Comédien, chanteur, conteur. Ovila Légaré a marqué la culture québécoise par son talent et son authenticité. Une nouvelle biographie, signée par sa petite-fille, France Légaré en collaboration avec l’ethnologue Josée Bouchard, ravive aujourd’hui la mémoire de cet artiste aux multiples facettes.
France Légaré a toujours entretenu une relation privilégiée avec son grand‑père, Ovila. « J’étais très amoureuse de mon grand-père. J’ai été attirée par son magnétisme et son énergie. C’est une personne qui avait une joie naturelle. Il avait le bonheur dans le cœur. C’est un homme qui était authentique. Il n’était pas différent quand il était avec nous », confie-t-elle.
Il y a quelques années, elle a créé une page Facebook dédiée à Ovila Légaré afin de faire revivre les moments marquants de sa carrière à travers des documents d’archives. C’est en voyant l’intérêt du public pour ce pionnier culturel québécois qu’elle a commencé à envisager l’idée d’écrire sa biographie.
France Légaré s’est alors rappelé qu’une boîte remplie de coupures de journaux se trouvait chez sa tante. En y retournant, elle est tombée sur la thèse de maîtrise de Josée Bouchard, une ethnologue qui avait consacré une recherche universitaire à Ovila Légaré à l’Université Laval.
France Légaré a donc pris l’initiative de la contacter pour lui proposer de se joindre au projet d’écriture. La Dolmissoise a accepté sans hésiter, voyant dans cette collaboration « un cadeau de la vie ».
Josée Bouchard s’est penchée sur la vie d’Ovila Légaré, dont la carrière foisonnante offre un éclairage sur les transformations culturelles du Québec au 20ᵉ siècle. Théâtre, radio, cinéma, télévision : l’artiste a évolué avec aisance dans chacun de ces univers.

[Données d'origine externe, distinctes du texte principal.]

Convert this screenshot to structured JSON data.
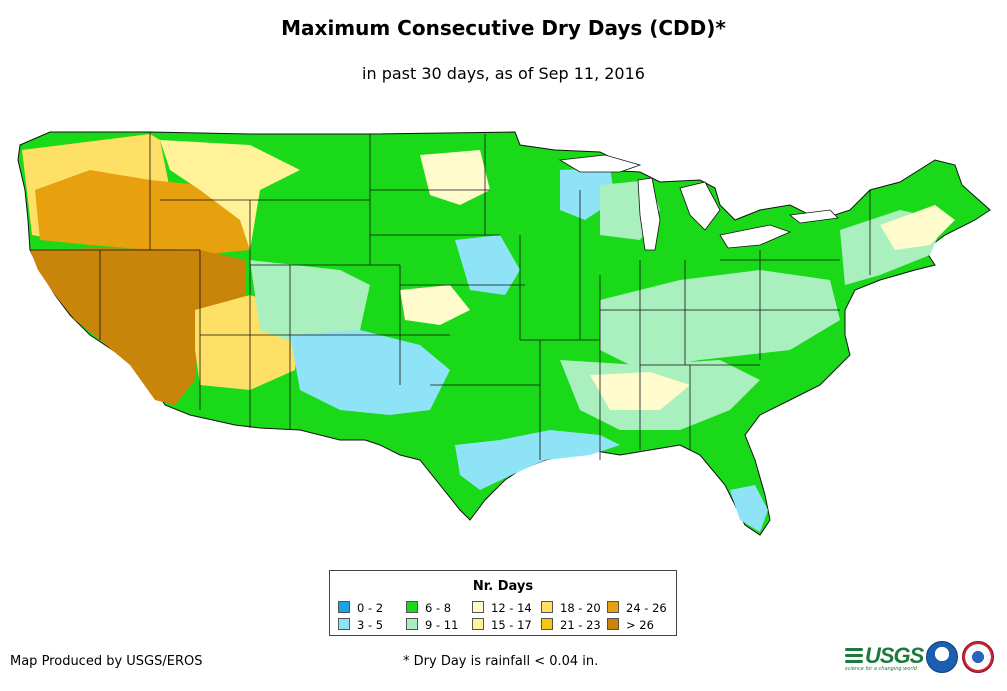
{
  "title": "Maximum Consecutive Dry Days (CDD)*",
  "subtitle": "in past 30 days, as of Sep 11, 2016",
  "legend": {
    "title": "Nr. Days",
    "items": [
      {
        "label": "0 - 2",
        "color": "#1aa3e8"
      },
      {
        "label": "3 - 5",
        "color": "#8fe3f6"
      },
      {
        "label": "6 - 8",
        "color": "#19d919"
      },
      {
        "label": "9 - 11",
        "color": "#aaf0bf"
      },
      {
        "label": "12 - 14",
        "color": "#fffbcc"
      },
      {
        "label": "15 - 17",
        "color": "#fff299"
      },
      {
        "label": "18 - 20",
        "color": "#ffe066"
      },
      {
        "label": "21 - 23",
        "color": "#f9c312"
      },
      {
        "label": "24 - 26",
        "color": "#e8a10e"
      },
      {
        "label": "> 26",
        "color": "#c9850a"
      }
    ]
  },
  "footer": {
    "producer": "Map Produced by USGS/EROS",
    "note": "* Dry Day is rainfall < 0.04 in."
  },
  "logos": {
    "usgs": "USGS",
    "usgs_tagline": "science for a changing world"
  }
}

« C’est un représentant de notre culture populaire, affirme l’ethnologue. Il y en a beaucoup qui l’ont snobé parce qu’il faisait des affaires pour le monde ordinaire. À Chicoutimi, quand il est venu avec sa troupe de théâtre, le monde l’attendait à la gare. Il avait une fanfare pour l’accueillir. C’était un homme proche du monde. »
France Légaré a appris plusieurs choses sur son grand-père en lisant la thèse de Josée. « C’est ça qui m’a fait découvrir à quel point il était autodidacte. Il est parti de presque rien. Au début, mon grand-père jouait du violon au début des années 1920. Il a eu un accident et il a perdu deux bouts de doigts. Il s’est mis à chanter à ce moment-là. Il vivait chez ses grands-parents qui étaient des amateurs de chanson. Il aimait aller à la recherche de vieilles chansons pour les chanter. Toute la famille participait », raconte-t-elle.
Approche originale
Le livre Ovila Légaré, pionnier de la culture québécoise propose une approche originale. Sa première partie, à caractère historique, s’appuie sur la thèse de Josée Bouchard, tandis que la seconde explore l’aspect familial à travers les anecdotes et souvenirs de France Légaré.
Une mini-biographie de Pierrette Légaré se retrouve également dans le livre.
Pour les autrices, ce projet s’inscrit comme un geste d’éducation et de transmission, visant à nourrir la mémoire culturelle du Québec.
Le 21 mai dernier, les autrices sont allées à la rencontre du public au Musée Louis-Hémon pour présenter leur publication.
La biographie est disponible en formats imprimé et numérique sur le site Web des Éditions de la Francophonie ainsi qu’en librairie.